Growing presence, but a persistent gap in representation

Despite the near-equal numbers of female gamers now, when people think of gamers, too often they still think of young men. Some are reminded of Gamergate—the massive industry-wide controversy in 2014 based on sexism and discrimination in gaming culture, where one faction argued for better inclusion of women in gaming, while another essentially argued for misogyny and the continuation of sexist and anti-feminist roles and stories.

But as of 2019, female gamers make up 46 percent of all gamers, numbering nearly 1 billion in total, and 2016 data reports that nearly 70 percent of match 3 and simulation game players are women. With those numbers, you’d hope the games would correlate. Yet, as Wired reported last year, only 5 percent of games in 2019 had female protagonists. Around 65 percent did have multiple options, one of which could be female, but compared to the 22 percent of games that distinctly had a male protagonist, the inequity is quite clear.

It is vital that the presence and voices of female gamers continue to be amplified. Not only that, but it’s also important for game developers to hire more women, to actively seek out female creators to be a part of crafting storylines and building game worlds and characters in order to dismantle the stereotypes of female characters, more accurately portray women in stories and eradicate any instances of hyper- and techno-masculinity within the gaming community. The International Game Developers Association’s 2019 Game Developer Satisfaction Survey Summary Report, which was released in January, showed some progress in this area: men accounted for 71 percent of developers, where women accounted for 24 percent—up from 74 percent men and 21 percent women in the 2017 report. Yet again, however, there’s a long way to go to close that percentage gap.

Equal by design

Despite all the ground the industry still needs to cover, gaming is by default (as we wrote about in this post), activity and sport that is inherently less affected by physiological differences between men and women. Therefore, it levels the playing field. You do not need to be a six-foot-tall muscle machine to be a great gamer. You do not need to be little and lithe to be a great gamer, either. While of course being physically active outside of gaming is good for your health, and will thus be good for your gaming, it is not required in order to beat any game. In fact, one study published last year collected data from female gamers around the world and found that women from every continent reported playing all types of videogames—regardless of their level of competition, violence, or physicality.

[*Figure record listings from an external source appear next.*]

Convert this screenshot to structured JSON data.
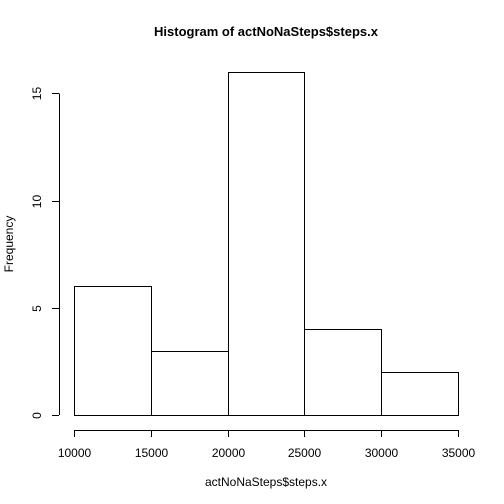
{
  "chart_data": {
    "type": "bar",
    "title": "Histogram of actNoNaSteps$steps.x",
    "xlabel": "actNoNaSteps$steps.x",
    "ylabel": "Frequency",
    "bins": [
      {
        "start": 10000,
        "end": 15000,
        "count": 6
      },
      {
        "start": 15000,
        "end": 20000,
        "count": 3
      },
      {
        "start": 20000,
        "end": 25000,
        "count": 16
      },
      {
        "start": 25000,
        "end": 30000,
        "count": 4
      },
      {
        "start": 30000,
        "end": 35000,
        "count": 2
      }
    ],
    "xlim": [
      10000,
      35000
    ],
    "ylim": [
      0,
      16
    ],
    "x_ticks": [
      10000,
      15000,
      20000,
      25000,
      30000,
      35000
    ],
    "y_ticks": [
      0,
      5,
      10,
      15
    ],
    "grid": false,
    "legend": "none"
  }
}
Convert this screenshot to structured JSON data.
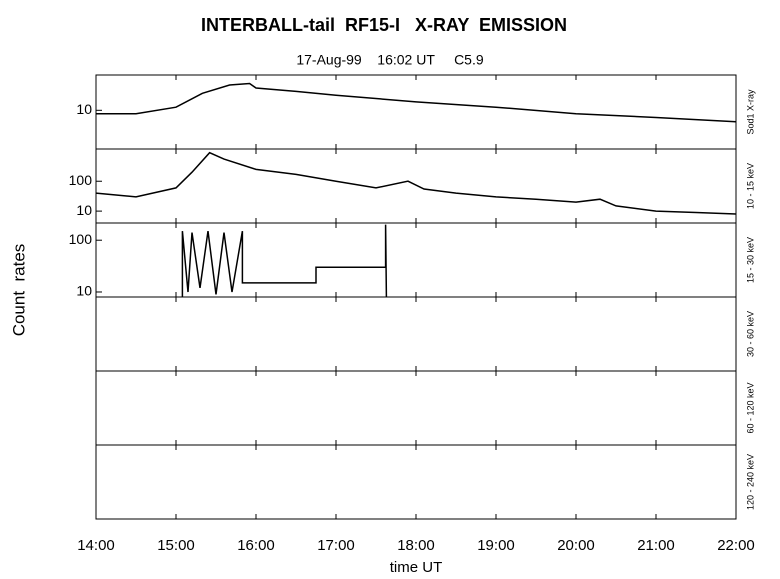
{
  "figure": {
    "title": "INTERBALL-tail  RF15-I   X-RAY  EMISSION",
    "subtitle": "17-Aug-99    16:02 UT     C5.9",
    "ylabel": "Count  rates",
    "xlabel": "time UT",
    "xlim": [
      14,
      22
    ],
    "xticks": [
      {
        "value": 14,
        "label": "14:00"
      },
      {
        "value": 15,
        "label": "15:00"
      },
      {
        "value": 16,
        "label": "16:00"
      },
      {
        "value": 17,
        "label": "17:00"
      },
      {
        "value": 18,
        "label": "18:00"
      },
      {
        "value": 19,
        "label": "19:00"
      },
      {
        "value": 20,
        "label": "20:00"
      },
      {
        "value": 21,
        "label": "21:00"
      },
      {
        "value": 22,
        "label": "22:00"
      }
    ]
  },
  "chart_data": [
    {
      "type": "line",
      "label": "Sod1 X-ray",
      "log_scale": true,
      "ylim": [
        3,
        30
      ],
      "yticks": [
        10
      ],
      "color": "#000000",
      "x": [
        14,
        14.5,
        15,
        15.33,
        15.67,
        15.92,
        16,
        16.5,
        17,
        18,
        19,
        20,
        21,
        22
      ],
      "values": [
        9,
        9,
        11,
        17,
        22,
        23,
        20,
        18,
        16,
        13,
        11,
        9,
        8,
        7
      ]
    },
    {
      "type": "line",
      "label": "10 - 15 keV",
      "log_scale": true,
      "ylim": [
        4,
        1200
      ],
      "yticks": [
        10,
        100
      ],
      "color": "#000000",
      "x": [
        14,
        14.5,
        15,
        15.2,
        15.42,
        15.6,
        16,
        16.5,
        17,
        17.5,
        17.9,
        18.1,
        18.5,
        19,
        19.5,
        20,
        20.3,
        20.5,
        21,
        21.5,
        22
      ],
      "values": [
        40,
        30,
        60,
        200,
        900,
        550,
        250,
        170,
        100,
        60,
        100,
        55,
        40,
        30,
        25,
        20,
        25,
        15,
        10,
        9,
        8
      ]
    },
    {
      "type": "line",
      "label": "15 - 30 keV",
      "log_scale": true,
      "ylim": [
        8,
        215
      ],
      "yticks": [
        10,
        100
      ],
      "color": "#000000",
      "x": [
        15.08,
        15.08,
        15.15,
        15.2,
        15.3,
        15.4,
        15.5,
        15.6,
        15.7,
        15.83,
        15.83,
        16.75,
        16.75,
        17.62,
        17.62,
        17.63
      ],
      "values": [
        8,
        150,
        10,
        140,
        12,
        150,
        9,
        140,
        10,
        150,
        15,
        15,
        30,
        30,
        200,
        8
      ]
    },
    {
      "type": "line",
      "label": "30 - 60 keV"
    },
    {
      "type": "line",
      "label": "60 - 120 keV"
    },
    {
      "type": "line",
      "label": "120 - 240 keV"
    }
  ]
}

You can also elect to keep your identity a mystery when you play. Which for some people allows them to immerse themselves into the games in a way they like,  and makes them more comfortable and able to play without outside constructs.

Female frontrunners

There have been plenty of rock-solid female gamers rising through the ranks over the last several years, inspiring female gamers everywhere and reaching icon status for gamers of all gender identities. As far as earnings go, perhaps the most famous is Sasha “Scarlett” Hostyn, a competitor in StarCraft II. She is ranked #9 in Canada and #294 in the world. Behind Scarlett comes Katherine “Mystik” Gunn, of Halo 4 repute, ranking #156 in the United States and #755 in the world, followed by trans player and activist Ricki Ortiz, a fighting games player ranked #234 in the U.S. and #1111 worldwide.

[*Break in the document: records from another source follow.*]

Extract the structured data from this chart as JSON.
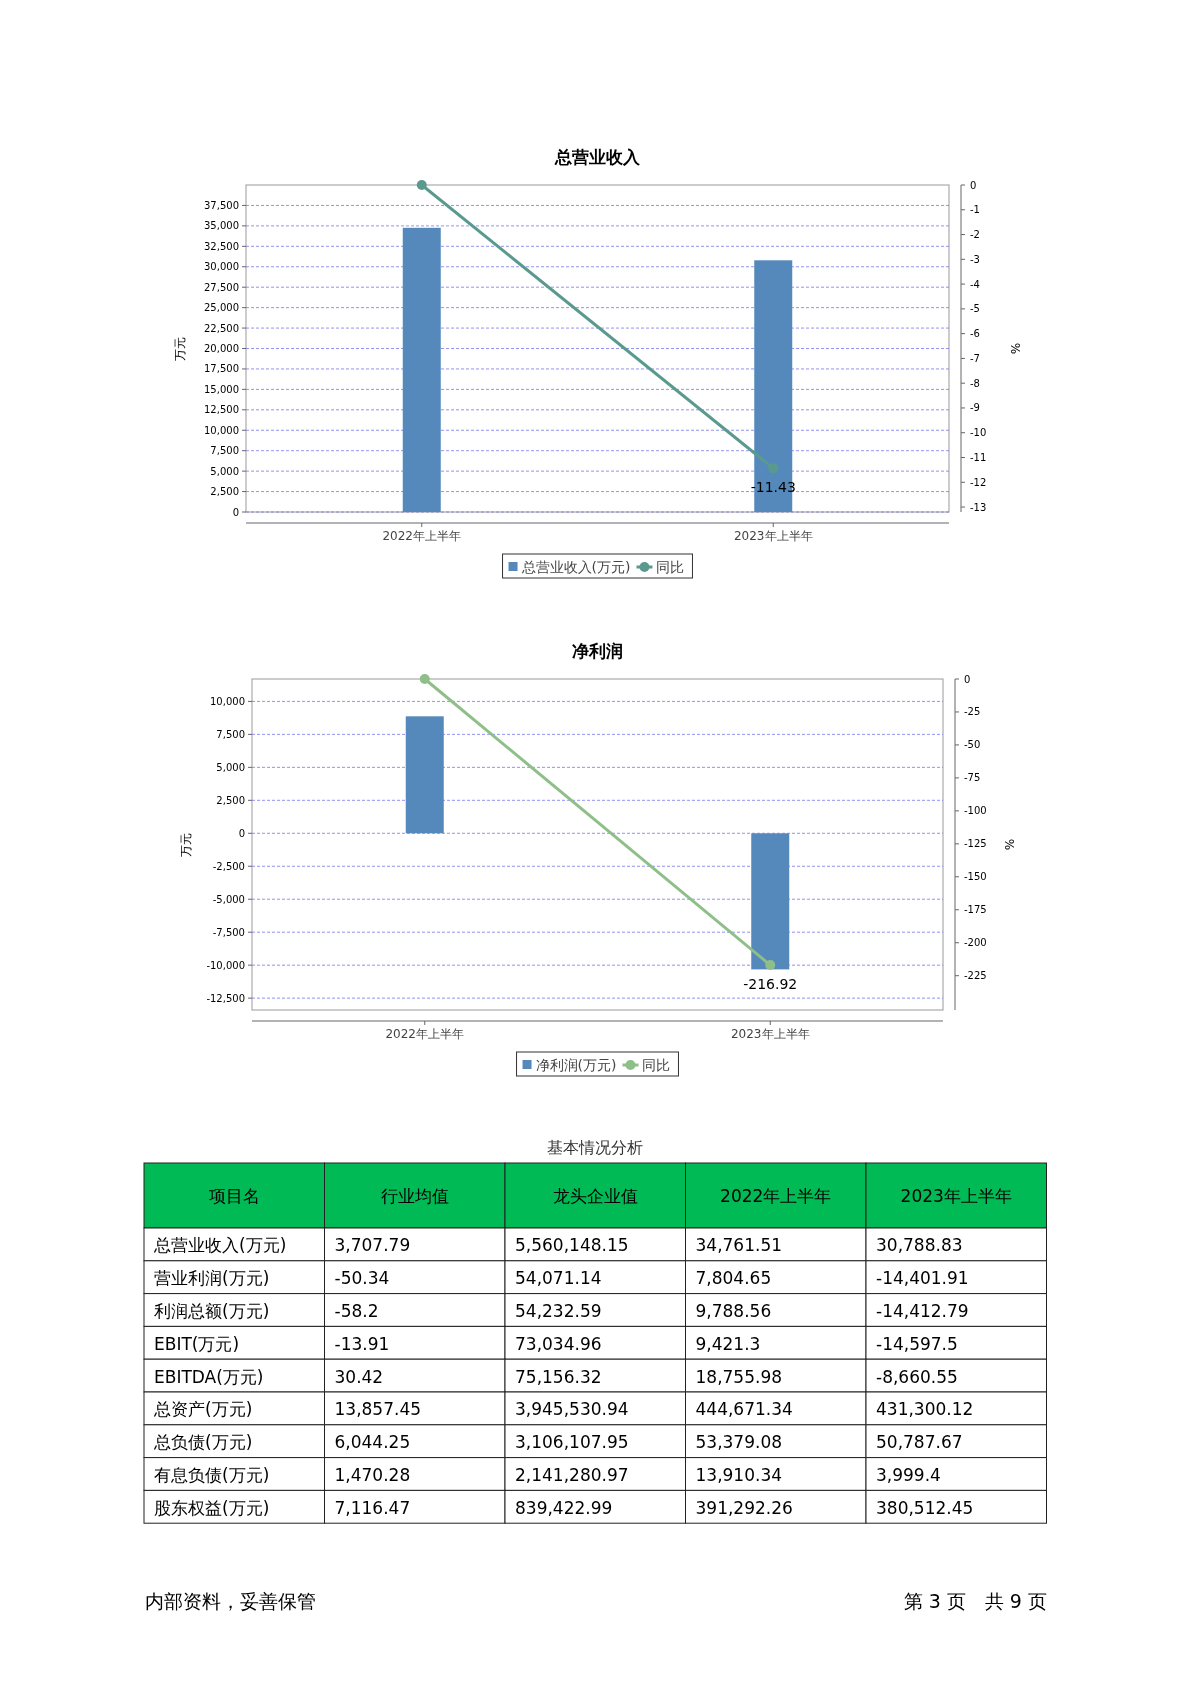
{
  "chart_data": [
    {
      "type": "bar",
      "title": "总营业收入",
      "categories": [
        "2022年上半年",
        "2023年上半年"
      ],
      "ylabel": "万元",
      "y2label": "%",
      "ylim": [
        0,
        40000
      ],
      "yticks": [
        0,
        {
          "value": 2500,
          "label": "2,500"
        },
        {
          "value": 5000,
          "label": "5,000"
        },
        {
          "value": 7500,
          "label": "7,500"
        },
        {
          "value": 10000,
          "label": "10,000"
        },
        {
          "value": 12500,
          "label": "12,500"
        },
        {
          "value": 15000,
          "label": "15,000"
        },
        {
          "value": 17500,
          "label": "17,500"
        },
        {
          "value": 20000,
          "label": "20,000"
        },
        {
          "value": 22500,
          "label": "22,500"
        },
        {
          "value": 25000,
          "label": "25,000"
        },
        {
          "value": 27500,
          "label": "27,500"
        },
        {
          "value": 30000,
          "label": "30,000"
        },
        {
          "value": 32500,
          "label": "32,500"
        },
        {
          "value": 35000,
          "label": "35,000"
        },
        {
          "value": 37500,
          "label": "37,500"
        }
      ],
      "y2lim": [
        -13.2,
        0
      ],
      "y2ticks": [
        0,
        -1,
        -2,
        -3,
        -4,
        -5,
        -6,
        -7,
        -8,
        -9,
        -10,
        -11,
        -12,
        -13
      ],
      "grid": "y",
      "legend": "bottom",
      "series": [
        {
          "name": "总营业收入(万元)",
          "type": "bar",
          "color": "#5588bb",
          "values": [
            34761.51,
            30788.83
          ]
        },
        {
          "name": "同比",
          "type": "line",
          "axis": "y2",
          "color": "#5a9a8e",
          "marker": "circle",
          "values": [
            0,
            -11.43
          ],
          "value_labels": [
            null,
            "-11.43"
          ]
        }
      ]
    },
    {
      "type": "bar",
      "title": "净利润",
      "categories": [
        "2022年上半年",
        "2023年上半年"
      ],
      "ylabel": "万元",
      "y2label": "%",
      "ylim": [
        -13400,
        11700
      ],
      "yticks": [
        {
          "value": -12500,
          "label": "-12,500"
        },
        {
          "value": -10000,
          "label": "-10,000"
        },
        {
          "value": -7500,
          "label": "-7,500"
        },
        {
          "value": -5000,
          "label": "-5,000"
        },
        {
          "value": -2500,
          "label": "-2,500"
        },
        0,
        {
          "value": 2500,
          "label": "2,500"
        },
        {
          "value": 5000,
          "label": "5,000"
        },
        {
          "value": 7500,
          "label": "7,500"
        },
        {
          "value": 10000,
          "label": "10,000"
        }
      ],
      "y2lim": [
        -251,
        0
      ],
      "y2ticks": [
        0,
        -25,
        -50,
        -75,
        -100,
        -125,
        -150,
        -175,
        -200,
        -225
      ],
      "grid": "y",
      "legend": "bottom",
      "series": [
        {
          "name": "净利润(万元)",
          "type": "bar",
          "color": "#5588bb",
          "values": [
            8870,
            -10320
          ]
        },
        {
          "name": "同比",
          "type": "line",
          "axis": "y2",
          "color": "#8fbf88",
          "marker": "circle",
          "values": [
            0,
            -216.92
          ],
          "value_labels": [
            null,
            "-216.92"
          ]
        }
      ]
    },
    {
      "type": "other",
      "title": "基本情况分析",
      "annotations": [
        "项目名",
        "行业均值",
        "龙头企业值",
        "2022年上半年",
        "2023年上半年",
        "总营业收入(万元)",
        "3,707.79",
        "5,560,148.15",
        "34,761.51",
        "30,788.83",
        "营业利润(万元)",
        "-50.34",
        "54,071.14",
        "7,804.65",
        "-14,401.91",
        "利润总额(万元)",
        "-58.2",
        "54,232.59",
        "9,788.56",
        "-14,412.79",
        "EBIT(万元)",
        "-13.91",
        "73,034.96",
        "9,421.3",
        "-14,597.5",
        "EBITDA(万元)",
        "30.42",
        "75,156.32",
        "18,755.98",
        "-8,660.55",
        "总资产(万元)",
        "13,857.45",
        "3,945,530.94",
        "444,671.34",
        "431,300.12",
        "总负债(万元)",
        "6,044.25",
        "3,106,107.95",
        "53,379.08",
        "50,787.67",
        "有息负债(万元)",
        "1,470.28",
        "2,141,280.97",
        "13,910.34",
        "3,999.4",
        "股东权益(万元)",
        "7,116.47",
        "839,422.99",
        "391,292.26",
        "380,512.45"
      ]
    },
    {
      "type": "other",
      "annotations": [
        "内部资料，妥善保管",
        "第 3 页　共 9 页"
      ]
    }
  ]
}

But YouTube fame highlights a different group of talented women, beginning with Minecraft superstar and long-time gamer Tiffany Garcia, known as iHasCupquake. She has 6.7 million subscribers on her channel and her videos have reached nearly 2.8 billion views. SSSniperWolf (née Lia) is even more of a gaming household name, with over 20.1 million subscribers to her channel, and whose videos have reached over 6 billion views. Her game coverage has run the gamut, but the favorite is Call of Duty  LDShadowLady, or Lizzy, also in the Minecraft universe. She has over 5 million subscribers and over 1.5 billion views. These women all have immense influence in the gaming sphere, and this list just scratches the surface of female gamers dominating the arena.

Committed to equality

Gaming is like any other sport, society, or community in that it needs women’s voices and female representation to complete it.  Ritual Motion is excited to see the industry continuing to grow in its inclusion and amplification of women in gaming, and we are devoted to always being a part of that.

Lift up female gamers, and Win Well.